The smaller the process node, the more these masks end up costing (newer process nodes are approaching $50M per set). These masks are also custom made for the foundry you’re using them in (due to manufacturing variations), so if you want multiple foundries for security of supply, spend a few more tens of millions for each additional foundry.
The advantage of a small process node, though, is that the cost of the individual chips start to approach “free” once you’ve paid for that first one. :)
You can’t just make a new processor and run it on multiple process nodes without doing a whole lot of work, even besides mask sets. Any custom logic in the CPU core will have to be designed to work with that process node’s timing and power parameters. The timing closure on any process node is painstakingly detailed work - especially because you’d need a new mask set, or at least part of one.
Then you have to consider peripherals - when you build a processor, you’re going to need RAM. If you want to use the newest DDR5 on your processor, you need a DDR5 controller in your CPU to be able to talk to the memory.
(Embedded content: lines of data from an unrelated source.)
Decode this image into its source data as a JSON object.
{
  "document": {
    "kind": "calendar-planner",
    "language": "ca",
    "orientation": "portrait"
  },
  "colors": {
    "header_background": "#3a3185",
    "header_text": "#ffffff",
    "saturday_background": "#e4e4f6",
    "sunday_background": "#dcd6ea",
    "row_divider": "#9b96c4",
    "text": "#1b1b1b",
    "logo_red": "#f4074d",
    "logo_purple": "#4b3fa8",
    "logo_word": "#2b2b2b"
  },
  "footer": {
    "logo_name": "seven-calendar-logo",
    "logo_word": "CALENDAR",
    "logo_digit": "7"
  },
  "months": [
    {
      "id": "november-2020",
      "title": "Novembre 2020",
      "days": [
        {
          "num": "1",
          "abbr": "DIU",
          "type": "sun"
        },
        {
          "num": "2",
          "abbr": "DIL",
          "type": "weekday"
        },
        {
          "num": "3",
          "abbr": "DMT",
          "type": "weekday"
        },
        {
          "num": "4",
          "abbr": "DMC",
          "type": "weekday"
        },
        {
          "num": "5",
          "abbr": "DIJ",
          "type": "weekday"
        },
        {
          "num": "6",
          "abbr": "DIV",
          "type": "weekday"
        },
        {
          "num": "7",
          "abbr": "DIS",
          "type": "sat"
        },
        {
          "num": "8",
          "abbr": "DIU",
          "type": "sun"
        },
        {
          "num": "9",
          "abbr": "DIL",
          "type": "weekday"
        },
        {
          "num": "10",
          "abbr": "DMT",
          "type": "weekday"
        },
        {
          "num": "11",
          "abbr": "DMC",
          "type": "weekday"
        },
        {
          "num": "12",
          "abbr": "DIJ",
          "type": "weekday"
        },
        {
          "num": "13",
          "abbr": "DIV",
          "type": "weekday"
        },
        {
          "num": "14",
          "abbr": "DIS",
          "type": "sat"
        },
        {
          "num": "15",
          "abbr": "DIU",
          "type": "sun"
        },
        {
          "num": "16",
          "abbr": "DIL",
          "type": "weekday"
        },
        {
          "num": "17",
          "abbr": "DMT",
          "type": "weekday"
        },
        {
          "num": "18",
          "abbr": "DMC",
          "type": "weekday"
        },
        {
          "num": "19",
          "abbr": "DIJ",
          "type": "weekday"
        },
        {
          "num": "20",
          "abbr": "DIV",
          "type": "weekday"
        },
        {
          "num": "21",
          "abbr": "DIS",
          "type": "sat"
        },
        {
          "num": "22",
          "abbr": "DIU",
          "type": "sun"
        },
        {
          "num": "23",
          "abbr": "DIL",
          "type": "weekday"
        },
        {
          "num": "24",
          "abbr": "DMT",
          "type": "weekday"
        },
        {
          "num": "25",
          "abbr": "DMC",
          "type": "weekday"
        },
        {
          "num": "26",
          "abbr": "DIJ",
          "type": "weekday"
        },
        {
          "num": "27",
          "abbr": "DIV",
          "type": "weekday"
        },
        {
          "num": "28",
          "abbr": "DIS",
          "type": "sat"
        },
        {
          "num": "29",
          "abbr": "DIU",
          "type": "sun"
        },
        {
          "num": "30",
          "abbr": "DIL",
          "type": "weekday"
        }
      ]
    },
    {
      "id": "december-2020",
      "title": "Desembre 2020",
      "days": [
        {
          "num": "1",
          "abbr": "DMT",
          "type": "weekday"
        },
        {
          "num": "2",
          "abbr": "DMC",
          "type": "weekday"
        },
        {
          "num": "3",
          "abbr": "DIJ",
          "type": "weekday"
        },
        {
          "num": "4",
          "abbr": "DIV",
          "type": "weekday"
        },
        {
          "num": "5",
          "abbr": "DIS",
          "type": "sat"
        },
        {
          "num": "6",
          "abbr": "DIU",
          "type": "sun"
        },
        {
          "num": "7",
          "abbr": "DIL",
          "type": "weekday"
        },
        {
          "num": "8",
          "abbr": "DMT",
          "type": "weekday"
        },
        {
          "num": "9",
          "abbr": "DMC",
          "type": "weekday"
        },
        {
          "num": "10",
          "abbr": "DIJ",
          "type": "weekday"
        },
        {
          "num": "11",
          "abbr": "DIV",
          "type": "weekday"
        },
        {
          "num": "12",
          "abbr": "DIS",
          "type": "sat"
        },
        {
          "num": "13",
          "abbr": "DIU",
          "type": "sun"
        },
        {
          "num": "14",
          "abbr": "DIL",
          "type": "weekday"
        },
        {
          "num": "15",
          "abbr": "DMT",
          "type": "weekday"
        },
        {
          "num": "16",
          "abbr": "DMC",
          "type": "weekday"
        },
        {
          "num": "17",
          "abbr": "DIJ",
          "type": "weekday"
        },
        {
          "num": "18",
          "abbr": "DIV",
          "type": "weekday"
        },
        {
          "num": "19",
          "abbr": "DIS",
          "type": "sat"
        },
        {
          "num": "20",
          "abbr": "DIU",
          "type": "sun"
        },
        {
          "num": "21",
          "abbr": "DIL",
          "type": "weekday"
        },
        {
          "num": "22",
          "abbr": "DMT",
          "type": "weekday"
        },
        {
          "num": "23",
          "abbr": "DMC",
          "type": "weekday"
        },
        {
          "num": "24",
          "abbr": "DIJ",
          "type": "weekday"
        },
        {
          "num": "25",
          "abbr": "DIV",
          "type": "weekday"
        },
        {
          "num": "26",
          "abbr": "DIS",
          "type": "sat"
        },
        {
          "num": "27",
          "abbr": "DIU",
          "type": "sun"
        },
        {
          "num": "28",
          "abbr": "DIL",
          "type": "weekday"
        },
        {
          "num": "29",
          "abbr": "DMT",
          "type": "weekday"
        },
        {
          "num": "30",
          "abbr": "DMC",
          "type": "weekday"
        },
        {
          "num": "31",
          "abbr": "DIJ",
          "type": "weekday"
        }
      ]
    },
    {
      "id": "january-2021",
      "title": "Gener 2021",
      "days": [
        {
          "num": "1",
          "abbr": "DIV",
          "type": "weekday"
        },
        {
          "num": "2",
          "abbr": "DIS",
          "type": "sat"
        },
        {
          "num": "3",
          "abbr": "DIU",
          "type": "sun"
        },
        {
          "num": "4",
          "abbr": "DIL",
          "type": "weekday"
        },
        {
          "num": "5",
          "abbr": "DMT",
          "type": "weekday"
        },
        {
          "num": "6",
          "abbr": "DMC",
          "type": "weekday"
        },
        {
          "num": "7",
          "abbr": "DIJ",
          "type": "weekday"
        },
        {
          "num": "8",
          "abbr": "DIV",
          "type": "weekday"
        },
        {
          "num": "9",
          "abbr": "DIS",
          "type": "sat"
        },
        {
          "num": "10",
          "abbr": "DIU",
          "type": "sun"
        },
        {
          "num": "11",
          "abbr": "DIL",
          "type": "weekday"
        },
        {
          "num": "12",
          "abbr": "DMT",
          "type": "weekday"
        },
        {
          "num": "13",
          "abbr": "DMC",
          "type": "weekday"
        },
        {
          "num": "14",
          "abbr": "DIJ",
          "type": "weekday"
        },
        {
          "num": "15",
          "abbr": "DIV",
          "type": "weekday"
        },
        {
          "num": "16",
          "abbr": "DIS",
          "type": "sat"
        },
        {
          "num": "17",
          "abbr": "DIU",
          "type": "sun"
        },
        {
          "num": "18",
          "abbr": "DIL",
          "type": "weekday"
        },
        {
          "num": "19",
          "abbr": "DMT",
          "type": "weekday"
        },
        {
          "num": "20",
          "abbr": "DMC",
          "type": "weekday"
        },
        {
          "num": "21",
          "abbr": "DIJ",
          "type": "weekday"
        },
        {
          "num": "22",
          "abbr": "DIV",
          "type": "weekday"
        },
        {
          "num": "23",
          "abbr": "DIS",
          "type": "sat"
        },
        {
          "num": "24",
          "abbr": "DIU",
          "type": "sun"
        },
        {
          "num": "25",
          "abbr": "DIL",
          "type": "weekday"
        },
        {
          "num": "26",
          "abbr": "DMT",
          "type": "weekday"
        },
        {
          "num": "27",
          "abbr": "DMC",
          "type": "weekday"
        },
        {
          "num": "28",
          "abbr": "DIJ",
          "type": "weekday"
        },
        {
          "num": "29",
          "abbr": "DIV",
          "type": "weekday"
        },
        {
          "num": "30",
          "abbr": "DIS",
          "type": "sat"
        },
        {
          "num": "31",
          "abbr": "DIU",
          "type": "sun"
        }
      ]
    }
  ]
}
That DDR5 controller (provided and guaranteed by a third party, unless you want to try your hand at rolling your own) is only going to exist for one or two process nodes - again, because it’s a lot of work and expense to get up and running in the first place, so the vendor that provides that controller is only going to invest in the process nodes that make sense for it.
You’ll need these controllers for all your communication interfaces - USB, eMMC, PCIe, SPI, GPIO… And they all have to exist for the node you’ve chosen. Then you need to verify in simulation that your logic can interface to their logic at the speeds you want to run. It gets complicated really quickly.
Source: I’m a chip designer.
Edits: Fixing my terrible grammar.
Currently they make the best ones and are basically the only ones that can. These chips go into most cutting edge electronics such as AI
So they’re not really needed by the average person
Current 3 mn fabrication is being used in more and customer devices. Mediatek and Xiaomi are already shipping devices. ARM Cortex-X925 is using 3 nm and AMD will switch to 3 nm with Zen5 refresh and Zen6 in next 1-2 years.
Taiwan is a major center for chip manufactoring and development. Being a vital supplier for the U.S., Taiwan was protected by the U.S. as far as possible without openly disagreeing with mainland (communist) China. One could argue that Taiwan’s chip industry has essentially protected the island from being invaded or nuked by mainland China. Without their advantage in chips and implied cover by the U.S. military, Taiwan would be under direct threat by mainland China “unification”.